Uma passageira de 27 anos sequestrada após solicitar corrida por aplicativo em Fortaleza relatou ter sido encapuzada e ameaçada de morte e esquartejamento caso denunciasse o crime. Ela voltou à delegacia nesta segunda-feira (13). O sequestro ocorreu na noite da última quinta-feira (13).
A corrida foi solicitada pela plataforma Uber após a jovem sair de um estabelecimento na Avenida Desembargador Moreira. Segundo a investigação, ela embarcou em um carro conduzido por Matheus Bandeira Fontoura, motorista regularmente cadastrado. Após a primeira curva, o condutor disse que estava sem internet e perguntou se ela conhecia o caminho até a residência. A passageira ofereceu o GPS, momento em que o motorista reduziu a velocidade em um ponto combinado e permitiu a entrada de dois comparsas.
De posse do que parecia ser uma arma de fogo, os criminosos assumiram o controle do veículo, encapuzaram a vítima e exigiram acesso ao celular e às contas bancárias. A mulher foi levada para um imóvel usado como cativeiro, onde permaneceu sob ameaças constantes contra ela, familiares e animais de estimação. Enquanto a mantinham sob vigilância, o grupo realizou transferências via Pix, contratações de empréstimos e uso de cartões.
De acordo com o processo judicial ao qual a reportagem teve acesso, a vítima foi mantida em cárcere privado e roubada. O motorista e outras quatro pessoas foram presas em flagrante pela Polícia Civil poucas horas após o crime. O grupo foi autuado por roubo com restrição de liberdade, extorsão qualificada e associação criminosa. Um homem de 21 anos também foi autuado por tráfico de drogas. Em uma residência ligada aos investigados, outro homem, de 27 anos, foi encontrado com entorpecentes e igualmente autuado por tráfico. Uma quinta suspeita, de 25 anos, foi autuada por lavagem de dinheiro por ter cedido sua conta bancária para receber parte dos valores subtraídos. As prisões em flagrante foram convertidas em preventivas, e todos permanecem à disposição da Justiça.
A Delegacia Antissequestro (DAS) apurou que parte do dinheiro foi transferida diretamente para a conta do motorista.
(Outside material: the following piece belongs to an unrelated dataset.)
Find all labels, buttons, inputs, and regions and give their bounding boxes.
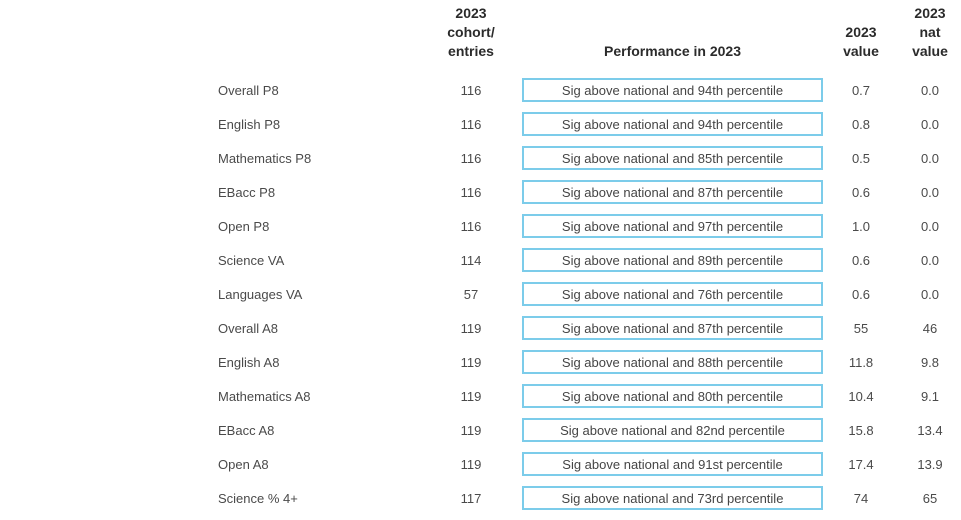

Ao ser localizado, ele confessou participação e apontou Claudio Natan Barros da Silva, conhecido como Sorriso, como um dos articuladores do sequestro. Policiais também localizaram Claudio Natan, Otavio Joas Martins de Castro e Ana Karolina da Silva Horta em um imóvel associado ao grupo, onde recuperaram joias da vítima e apreenderam uma arma falsa, dinheiro em espécie, porções de maconha e cerca de 50 gramas de cocaína. Conforme a investigação, Ana Karolina auxiliou nas transações por Pix e demais movimentações bancárias enquanto a vítima estava no cativeiro, e Otavio atuou na operacionalização das fraudes financeiras e no tráfico de entorpecentes. Rayane da Silva Queiroz também foi presa por receber parte do dinheiro roubado.
O Ministério Público informou que todos os suspeitos foram presos em flagrante e devem responder por roubo majorado, extorsão qualificada pela restrição de liberdade da vítima, associação criminosa e tráfico ilícito de drogas.
Em nota, a Uber afirmou que colabora com as autoridades, desativou a conta do motorista, que todas as viagens contam com cobertura de seguro e que, em parceria com o MeToo Brasil, disponibilizou suporte psicológico à vítima.
A defesa de Matheus Bandeira Fontoura sustenta sua absoluta inocência, afirma que apresentará elementos ao Judiciário no momento adequado e alega que ele próprio teria sido vítima da atuação de outros envolvidos. Ressalta ainda que o investigado tem 30 anos, é primário, possui bons antecedentes, não respondeu a processos criminais anteriores e mantém histórico de trabalho lícito e conduta ilibada.
O auto de prisão inclui a foto de Matheus Bandeira Fontoura, que, segundo a investigação, se apresentou como motorista no momento do embarque da vítima.